OutSystems One revisited

01-11-2024 • Matthieu de Graaf

Last week I attended the second day of the OutSystems One Conference. Based on the reactions of colleagues I had chosen the most interesting day. The keynote by Oleksandr Matvitskyy (Gartner) was really food for fought. He had two messages: GenAI wouldn’t take over our work and LowCode combines excellently with current and future AI developments. The correlation between the 2 was a little bit lost on me, but it’s a comforting idea.

GenAI

Before the conference I thought the emphasis would be on 2 topics. AI and the conversion from O11 to ODC. Regarding AI I wasn’t to be disappointed.  A lot of session were dealing with AI. E.g. I  attended the session “Harnessing GenAI solutions with OutSystems for Contact Center Operations”. This was an entertaining story to enhance the productivity of Call Center employees by AI by making summaries of conversations and suggesting the follow up step. I was a nice case story which helped me to identify more areas where AI can be of use. AI shines mostly in areas where you have to extract information from unstructured data. In this case the phone/chat conversation and the manuals which describe the next steps to undertake.

Conversion to ODC

Lots of sessions were dedicated to the migration to ODC, but no glimpse of the ODC migration kit which will speed up this process considerably. There was a nice session by ITUp which  used their own tool (a precursor of the ODC migration kit?) to convert a large application to ODC. However they disclosed nothing about the inner workings of the tool. It was “sugar and spice and something nice”. By the way the migration to ODC might have been (or still is) a nice use case for GenAI. With a large set of O11 and their ODC counterparts you could train AI to do the conversion of to be converted O11 applications. The session about the co-existence of O11 and ODC applications was insightful. The main challenge is to share data between O11 and ODC applications. You can do this in 2 ways: By means of rest API’s or by using the new data fabric framework, which can combine data from different data sources in one aggregate. Personally I would go for a variant of option 1. Duplicate your data so that every application has its own data and synchronize the data by means of restful webservices. The Event-Driven Architecture with ODC was a nice recap of the possibilities of the event framework.  I would especially take to heart the recommendation to use the framework only when it offers clear advantages, as implementing  an event based approach comes with a lot of extra development effort.

Loosely coupled UI’s?

I was intrigued by the “Micro Front-Ends” part in the “Creating a Clinical System with Domain Driven Design and Micro Front-Ends part”. The micro front ends proved to be a solution for using core widgets in a loosely coupled way. These core widgets could be maintained by a separate team. The solution was based on IFrames and JavaScript which in itself is a technical feat, but looks a little bit a mosquito cannon solution.
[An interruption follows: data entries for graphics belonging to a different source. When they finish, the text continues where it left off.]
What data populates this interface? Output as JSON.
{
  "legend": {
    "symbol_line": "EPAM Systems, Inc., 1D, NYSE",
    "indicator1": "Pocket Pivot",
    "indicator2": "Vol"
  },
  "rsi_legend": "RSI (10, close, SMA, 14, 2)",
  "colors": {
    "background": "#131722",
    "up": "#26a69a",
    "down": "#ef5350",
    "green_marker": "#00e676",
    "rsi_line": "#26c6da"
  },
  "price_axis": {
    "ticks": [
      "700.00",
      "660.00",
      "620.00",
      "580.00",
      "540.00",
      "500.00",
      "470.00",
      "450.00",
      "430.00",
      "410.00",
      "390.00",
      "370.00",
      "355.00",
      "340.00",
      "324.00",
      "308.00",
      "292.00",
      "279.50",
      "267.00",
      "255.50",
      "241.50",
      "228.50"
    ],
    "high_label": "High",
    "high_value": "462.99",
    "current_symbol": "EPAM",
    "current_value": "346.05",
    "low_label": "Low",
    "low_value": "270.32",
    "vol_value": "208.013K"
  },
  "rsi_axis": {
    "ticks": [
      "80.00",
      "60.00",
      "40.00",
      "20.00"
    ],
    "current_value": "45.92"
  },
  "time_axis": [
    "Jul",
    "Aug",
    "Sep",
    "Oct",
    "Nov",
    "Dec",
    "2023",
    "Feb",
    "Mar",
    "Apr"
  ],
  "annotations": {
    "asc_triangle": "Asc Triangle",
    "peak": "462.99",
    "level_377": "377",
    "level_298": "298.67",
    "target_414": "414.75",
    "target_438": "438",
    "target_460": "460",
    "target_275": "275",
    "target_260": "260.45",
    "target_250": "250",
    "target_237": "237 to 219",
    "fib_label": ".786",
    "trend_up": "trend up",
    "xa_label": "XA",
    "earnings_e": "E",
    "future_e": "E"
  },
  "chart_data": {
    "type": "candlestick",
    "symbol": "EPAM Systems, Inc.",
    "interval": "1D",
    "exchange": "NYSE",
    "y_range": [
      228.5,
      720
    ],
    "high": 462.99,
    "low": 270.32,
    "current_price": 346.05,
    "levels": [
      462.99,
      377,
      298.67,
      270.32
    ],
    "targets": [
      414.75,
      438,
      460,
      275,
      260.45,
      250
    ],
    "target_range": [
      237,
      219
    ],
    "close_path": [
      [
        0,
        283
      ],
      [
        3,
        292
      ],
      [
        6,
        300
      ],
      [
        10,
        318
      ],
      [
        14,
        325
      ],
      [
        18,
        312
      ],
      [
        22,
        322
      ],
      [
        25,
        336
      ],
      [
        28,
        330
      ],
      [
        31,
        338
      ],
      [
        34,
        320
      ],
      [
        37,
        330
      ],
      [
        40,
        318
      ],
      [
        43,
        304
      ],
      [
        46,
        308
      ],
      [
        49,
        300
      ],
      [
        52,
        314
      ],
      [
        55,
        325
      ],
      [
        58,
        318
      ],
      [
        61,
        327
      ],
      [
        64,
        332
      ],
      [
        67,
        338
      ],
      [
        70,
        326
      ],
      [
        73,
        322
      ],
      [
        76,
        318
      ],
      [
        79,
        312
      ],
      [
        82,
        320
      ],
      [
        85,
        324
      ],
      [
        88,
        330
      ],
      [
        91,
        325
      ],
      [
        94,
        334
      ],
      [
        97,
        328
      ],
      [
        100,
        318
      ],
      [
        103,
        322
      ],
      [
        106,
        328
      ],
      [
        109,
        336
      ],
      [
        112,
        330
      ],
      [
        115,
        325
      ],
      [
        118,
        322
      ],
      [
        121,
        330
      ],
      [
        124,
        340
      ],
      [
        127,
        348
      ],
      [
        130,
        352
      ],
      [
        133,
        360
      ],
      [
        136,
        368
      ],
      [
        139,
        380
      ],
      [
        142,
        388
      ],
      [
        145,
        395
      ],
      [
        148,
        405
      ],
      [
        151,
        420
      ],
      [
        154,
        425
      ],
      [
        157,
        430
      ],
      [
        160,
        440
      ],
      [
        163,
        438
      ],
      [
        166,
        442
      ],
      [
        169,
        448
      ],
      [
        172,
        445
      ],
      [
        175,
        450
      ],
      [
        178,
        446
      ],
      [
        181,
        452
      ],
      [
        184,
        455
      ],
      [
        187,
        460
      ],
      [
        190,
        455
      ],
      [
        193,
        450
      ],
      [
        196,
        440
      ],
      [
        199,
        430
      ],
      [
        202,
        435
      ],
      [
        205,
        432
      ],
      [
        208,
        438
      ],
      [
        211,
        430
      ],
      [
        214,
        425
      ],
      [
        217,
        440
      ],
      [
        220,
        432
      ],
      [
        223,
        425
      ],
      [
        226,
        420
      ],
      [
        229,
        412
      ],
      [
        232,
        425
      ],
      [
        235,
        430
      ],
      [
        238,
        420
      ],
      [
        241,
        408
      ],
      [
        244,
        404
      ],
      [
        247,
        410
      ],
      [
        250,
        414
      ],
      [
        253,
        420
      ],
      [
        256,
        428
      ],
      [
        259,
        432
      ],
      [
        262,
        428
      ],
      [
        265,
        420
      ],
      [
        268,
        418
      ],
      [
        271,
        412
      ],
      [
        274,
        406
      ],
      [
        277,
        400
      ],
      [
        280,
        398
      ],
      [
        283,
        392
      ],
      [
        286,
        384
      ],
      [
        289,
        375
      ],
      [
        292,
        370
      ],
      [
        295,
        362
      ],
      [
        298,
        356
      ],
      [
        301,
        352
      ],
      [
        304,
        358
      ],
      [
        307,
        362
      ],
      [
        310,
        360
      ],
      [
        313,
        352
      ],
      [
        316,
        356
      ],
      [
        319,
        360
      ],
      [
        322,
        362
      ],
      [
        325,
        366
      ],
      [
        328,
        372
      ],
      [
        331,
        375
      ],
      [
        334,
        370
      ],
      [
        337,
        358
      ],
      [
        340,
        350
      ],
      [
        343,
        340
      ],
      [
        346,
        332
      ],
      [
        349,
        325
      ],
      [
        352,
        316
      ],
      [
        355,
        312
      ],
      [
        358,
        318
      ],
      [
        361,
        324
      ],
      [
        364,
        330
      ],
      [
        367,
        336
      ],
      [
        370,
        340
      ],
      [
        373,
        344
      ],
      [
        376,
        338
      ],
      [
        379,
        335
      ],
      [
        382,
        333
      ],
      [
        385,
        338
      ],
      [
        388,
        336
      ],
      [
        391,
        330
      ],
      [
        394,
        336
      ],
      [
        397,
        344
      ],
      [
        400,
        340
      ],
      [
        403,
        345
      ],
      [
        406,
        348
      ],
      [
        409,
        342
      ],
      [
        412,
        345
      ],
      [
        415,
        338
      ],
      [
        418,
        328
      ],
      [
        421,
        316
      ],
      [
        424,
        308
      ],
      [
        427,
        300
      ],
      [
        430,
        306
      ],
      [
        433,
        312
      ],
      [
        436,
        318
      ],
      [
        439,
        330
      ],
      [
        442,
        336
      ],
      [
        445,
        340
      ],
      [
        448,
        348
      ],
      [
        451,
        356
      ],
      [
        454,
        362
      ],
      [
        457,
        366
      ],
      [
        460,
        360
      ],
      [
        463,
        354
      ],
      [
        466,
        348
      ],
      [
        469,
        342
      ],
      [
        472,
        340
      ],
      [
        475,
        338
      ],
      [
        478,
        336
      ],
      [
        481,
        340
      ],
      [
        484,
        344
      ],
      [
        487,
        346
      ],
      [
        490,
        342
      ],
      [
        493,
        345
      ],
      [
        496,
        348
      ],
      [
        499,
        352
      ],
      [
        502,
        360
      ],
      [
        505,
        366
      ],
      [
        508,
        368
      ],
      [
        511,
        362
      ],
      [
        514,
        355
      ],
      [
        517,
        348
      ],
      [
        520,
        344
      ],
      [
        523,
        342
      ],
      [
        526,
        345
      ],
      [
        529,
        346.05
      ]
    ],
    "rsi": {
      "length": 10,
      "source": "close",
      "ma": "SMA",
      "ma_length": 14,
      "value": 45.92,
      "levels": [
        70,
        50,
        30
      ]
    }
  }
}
Too much work and technical investment for a minor issue. What happened to good old coordination/talking between teams?

Soap in ODC

The final presentation (Leveraging Microsoft Azure API Management for SOAP Service Integration in ODC) addressed a real issue: ODC doesn’t support SOAP services. In this insightful presentation Microsoft Azure API is used to restify SOAP services. Microsoft Azure API is used to translate ODC Rest services to the outside world as SOAP and vice versa.

Looking back at the OutSystems One conference it was an inspiring conference but sometimes I missed the technical depth.